Следующий эшелон не пришел, зато пришли немцы.
Писала, а как же. Какая больница, и сколько лет было сыну, и что операция тяжелая была, потому что несколько раз у нее спрашивали: «Как же вы, мамаша, двоих детей увезли, а третьего оставили?», точно она по своей воле оставила. Про свекровь со свекром тоже писала, да с ними тетка еще была, старая совсем, а Розиных родителей уже не было в живых. Оно и к лучшему; а как про Арончика моего подумаю, так… лучше бы от аппендицита, правда? Ведь правда же?..
Сейчас Дора смотрела в красивое невесткино лицо с вытянутыми трубочкой губами – у нее часто такое лицо, словно она недовольна чем-то, а ведь счастливая: Володенька при ней, а уж как любит! И дети здоровы, умненькие оба, послушные; квартиру бы скорей получили, да Володеньке надо врачу показаться, кашляет сильно. А бывает другое счастье, необъяснимое: счастье матери, которая спасла двоих детей, потеряв третьего – и не найдя, а теперь уж едва ли найдет… Сколько дней и ночей за эти годы она подходила к кроватке, брала его, с завязанным животом, на руки («лучше б от аппендицита…») и спасала – бежала к поезду, который уходит. Потеряв одного, спасти двоих – и терзаться, что спасла ценою этого одного… И никакими словами не объяснить, что мальчик той «старухи», как Таинька безжалостно ее назвала, не успел ни поголодать, ни померзнуть в нетопленой школе, потому что остался в теплой Виннице – навсегда.
А вдруг?.. Ведь сама она нашла Володеньку, через двадцать-то лет!
…Таинька не одна такая – с людьми так уж бывает: каждый уверен, что ему пришлось горше, чем другому, вот как с чернилами замерзшими.
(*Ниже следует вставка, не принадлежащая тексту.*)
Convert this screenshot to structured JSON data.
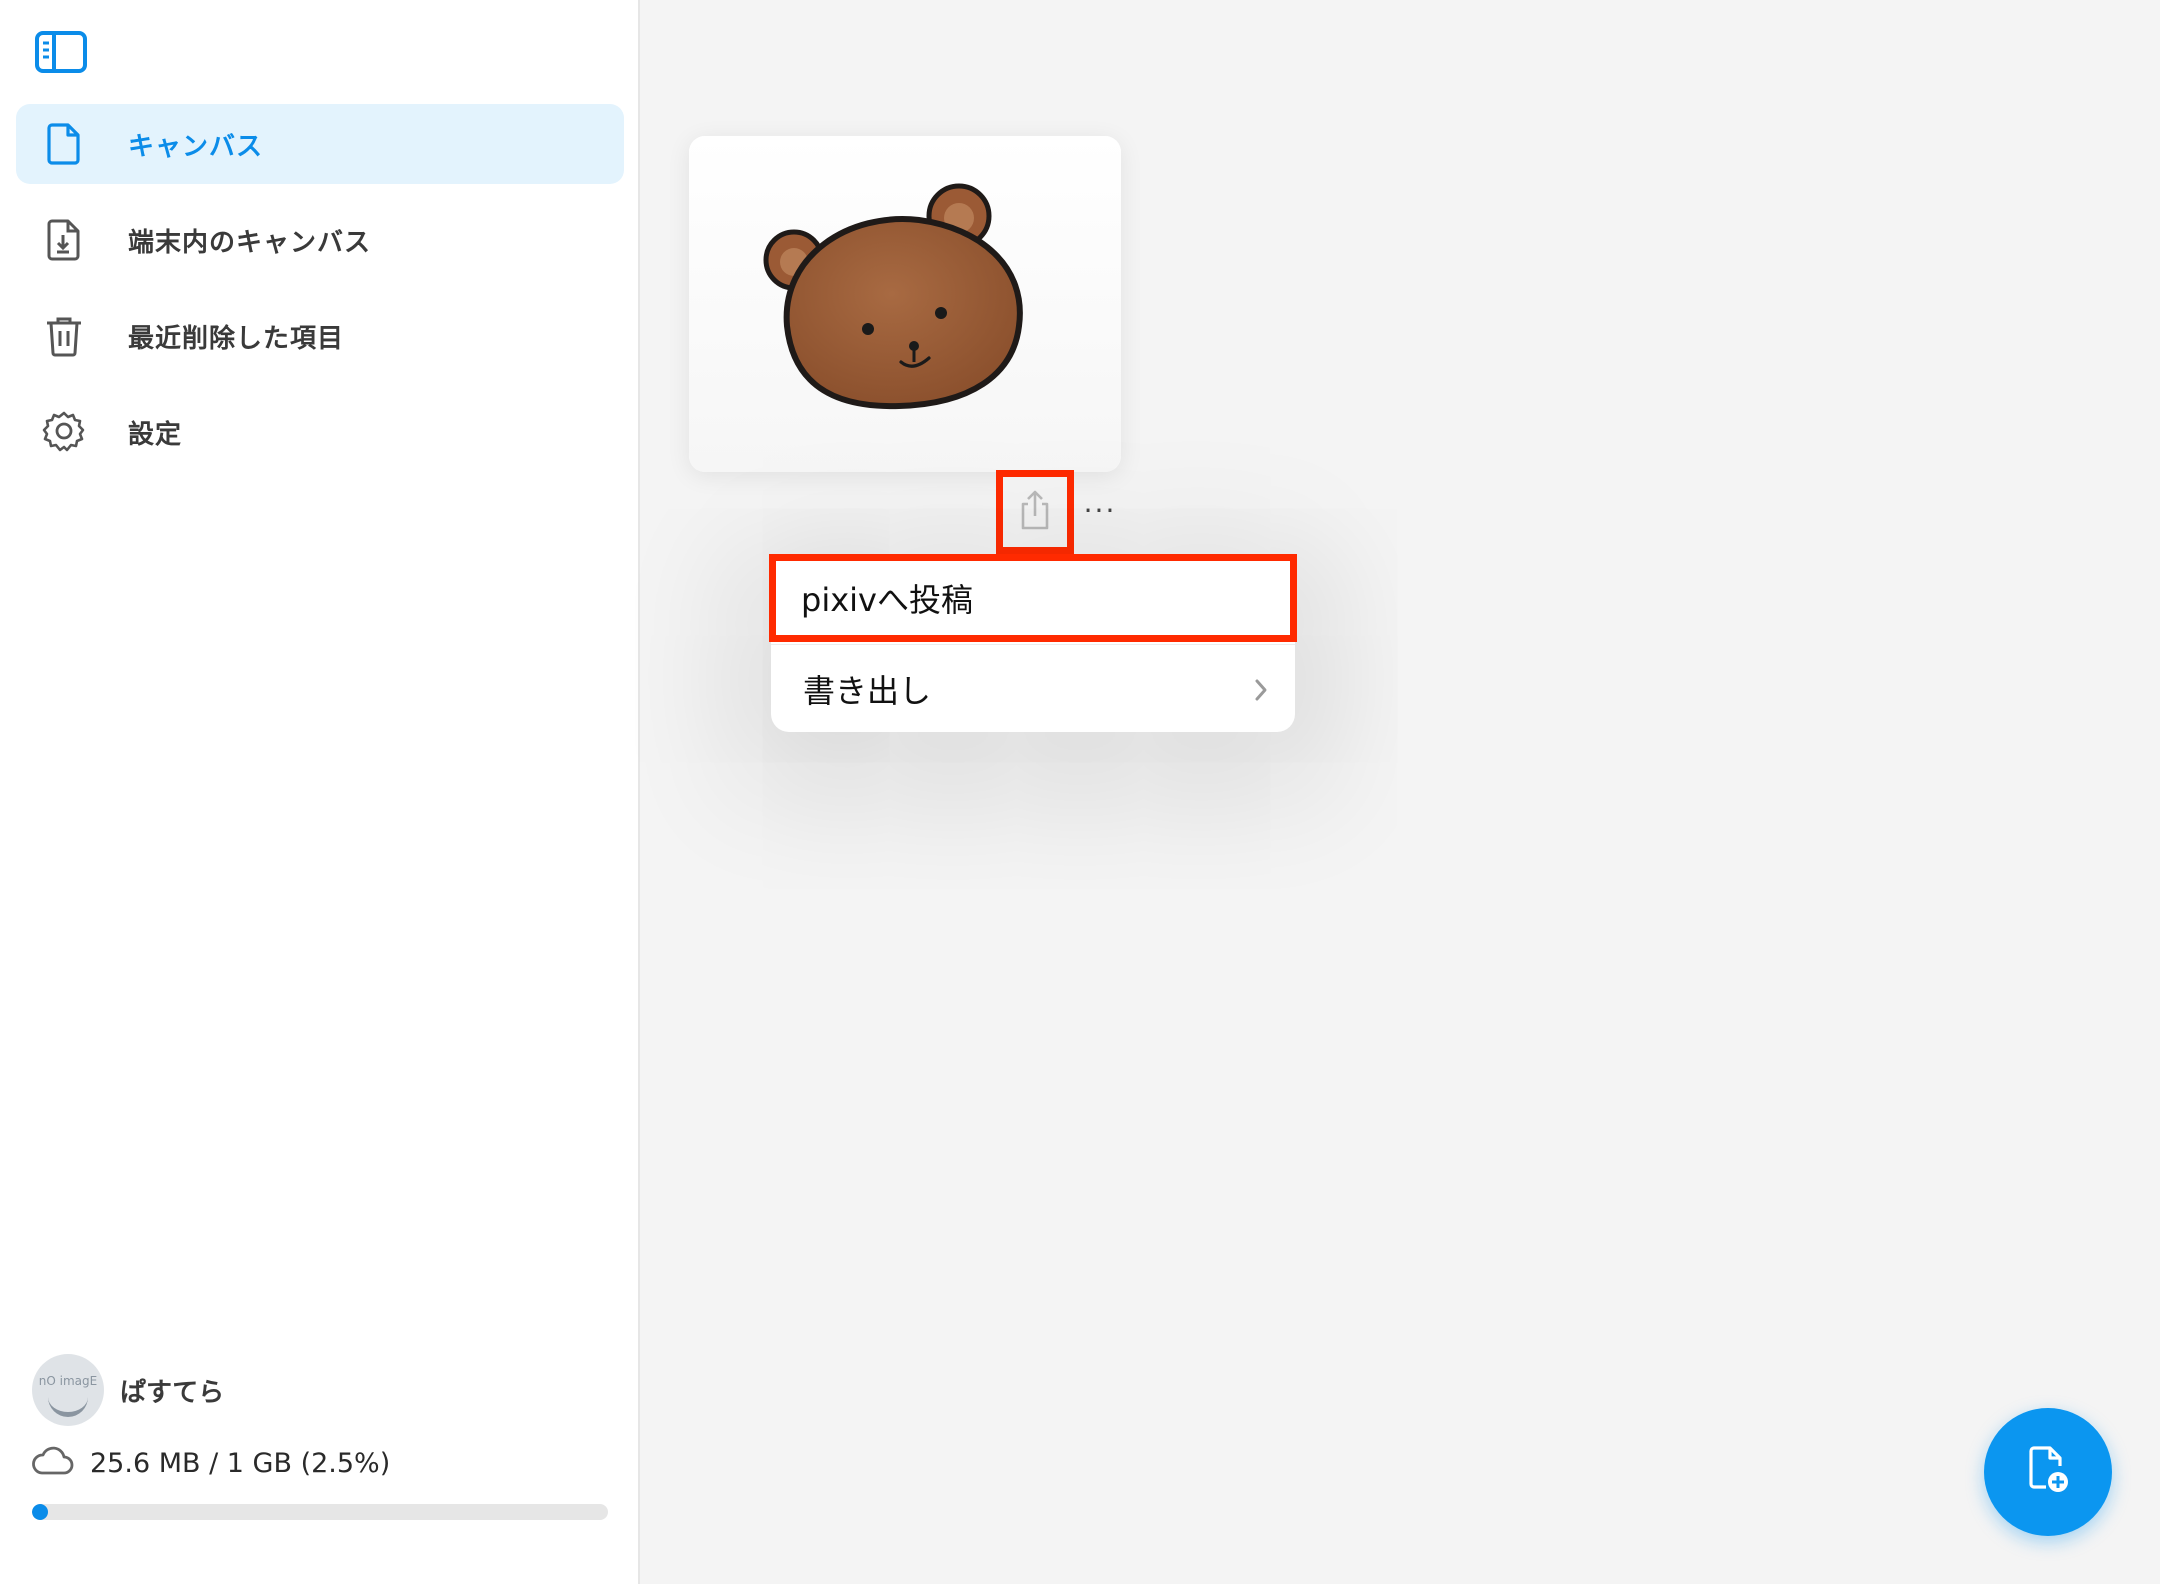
{
  "sidebar": {
    "items": [
      {
        "label": "キャンバス",
        "icon": "document-icon",
        "active": true
      },
      {
        "label": "端末内のキャンバス",
        "icon": "document-download-icon",
        "active": false
      },
      {
        "label": "最近削除した項目",
        "icon": "trash-icon",
        "active": false
      },
      {
        "label": "設定",
        "icon": "gear-icon",
        "active": false
      }
    ],
    "user": {
      "name": "ぱすてら",
      "avatar_text": "nO imagE"
    },
    "storage": {
      "text": "25.6 MB / 1 GB (2.5%)",
      "fraction": 0.025
    }
  },
  "card": {
    "more_label": "···"
  },
  "menu": {
    "items": [
      {
        "label": "pixivへ投稿",
        "highlighted": true
      },
      {
        "label": "書き出し",
        "has_submenu": true
      }
    ]
  },
  "colors": {
    "accent": "#0b8ce9",
    "highlight": "#ff2a00",
    "fab": "#0b96f0"
  }
}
Может, завтра женщина пожалеет, что рассказала ей так много, но человек так уж устроен, что должен выговариваться хоть изредка. К тому же Дора ей чужая, приехала и уедет, увезет ее тайну и боль в свой Кременчуг, откуда до Винницы намного ближе, чем досюда.
– Война, Таинька, – медленно сказала Дора. – Редко какая семья не пострадала.
Помолчав, добавила:
– Особенно из наших.
Таисия достала из сумки папиросы и вышла.
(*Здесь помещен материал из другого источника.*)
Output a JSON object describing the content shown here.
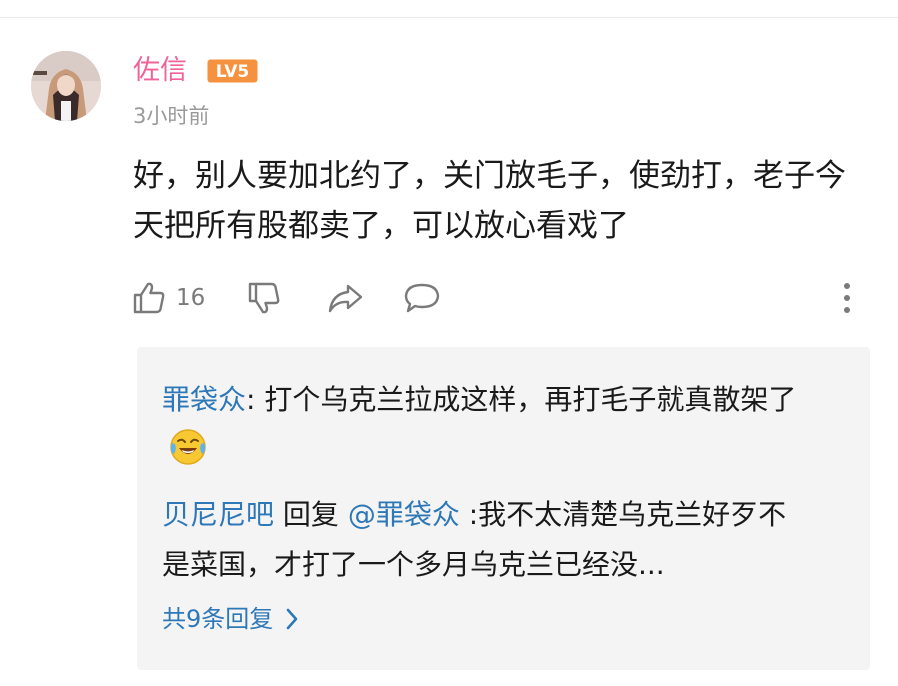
{
  "comment": {
    "username": "佐信",
    "level_badge": "LV5",
    "timestamp": "3小时前",
    "body": "好，别人要加北约了，关门放毛子，使劲打，老子今天把所有股都卖了，可以放心看戏了",
    "like_count": "16",
    "icons": {
      "like": "thumbs-up-icon",
      "dislike": "thumbs-down-icon",
      "share": "share-icon",
      "reply": "comment-bubble-icon",
      "more": "more-vertical-icon"
    }
  },
  "replies": [
    {
      "user": "罪袋众",
      "separator": ": ",
      "text": "打个乌克兰拉成这样，再打毛子就真散架了",
      "emoji": "crying-laughing-emoji"
    },
    {
      "user": "贝尼尼吧",
      "reply_word": " 回复 ",
      "mention": "@罪袋众",
      "text": " :我不太清楚乌克兰好歹不是菜国，才打了一个多月乌克兰已经没..."
    }
  ],
  "more_replies_label": "共9条回复",
  "colors": {
    "username": "#f0639a",
    "link_blue": "#2e78b7",
    "badge_orange": "#f6923f",
    "reply_bg": "#f4f4f4",
    "icon_gray": "#7a7a7a"
  }
}
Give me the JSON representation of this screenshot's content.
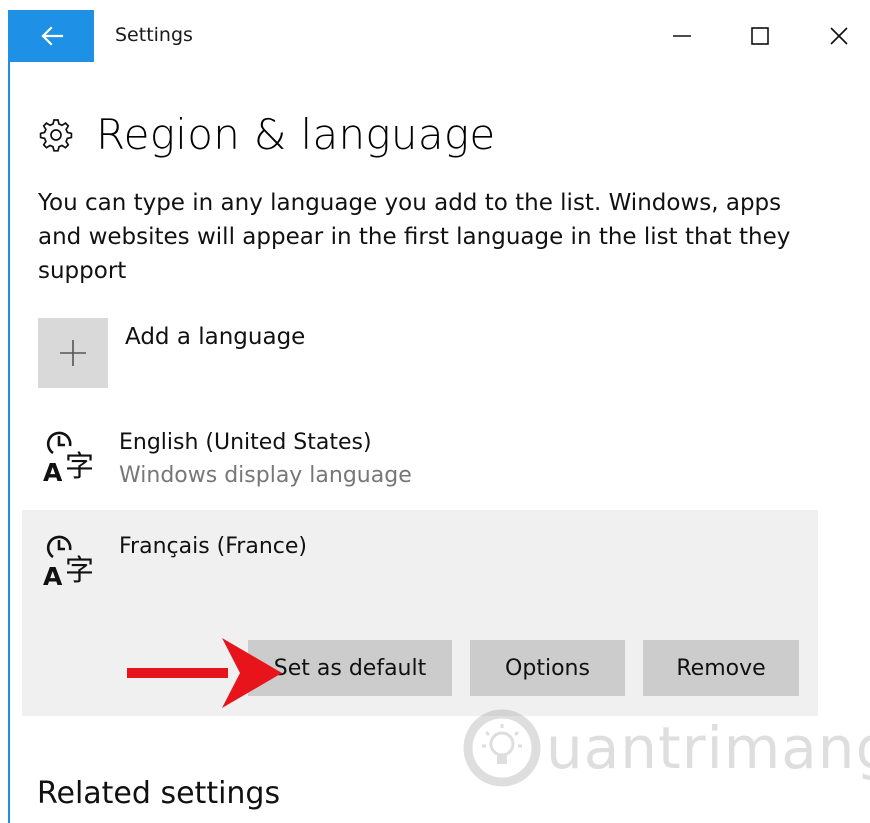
{
  "window": {
    "title": "Settings",
    "accent_color": "#1e90e6"
  },
  "page": {
    "title": "Region & language",
    "description": "You can type in any language you add to the list. Windows, apps and websites will appear in the first language in the list that they support"
  },
  "add_language": {
    "label": "Add a language",
    "icon": "plus-icon"
  },
  "languages": [
    {
      "name": "English (United States)",
      "subtitle": "Windows display language",
      "icon": "language-icon",
      "selected": false
    },
    {
      "name": "Français (France)",
      "subtitle": "",
      "icon": "language-icon",
      "selected": true,
      "actions": [
        "Set as default",
        "Options",
        "Remove"
      ]
    }
  ],
  "related_settings": {
    "title": "Related settings"
  },
  "watermark": {
    "text": "uantrimang"
  }
}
Олька слышала, как разговор коснулся Ильки-Лилькиной бабки (ее за глаза называли Боцманом), но поняла не все. Конечно, нашим досталось в войне больше всех – и на фронте, и в тылу, но Дора как-то по-особенному сказала про наших. Или показалось, и с бабкой-Боцманом это никак не связано?
В тот же вечер мать с Сержантом ушли в кино. Звали и Дору, но та отказалась: «Хочу лечь пораньше». Уложила Ленечку («ты, Оленька, делай уроки, не отвлекайся»), так что можно было спокойно читать «Дневник Анны Франк», наполовину задвинутый собственным школьным дневником. На кухне слышался плеск воды. Дора тихонько звякала тазом. Потом она вышла, в своем ставшем уже привычным халате, пахнущая хвойным мылом. Небольшой узелок волнистых черных волос был чуть влажным.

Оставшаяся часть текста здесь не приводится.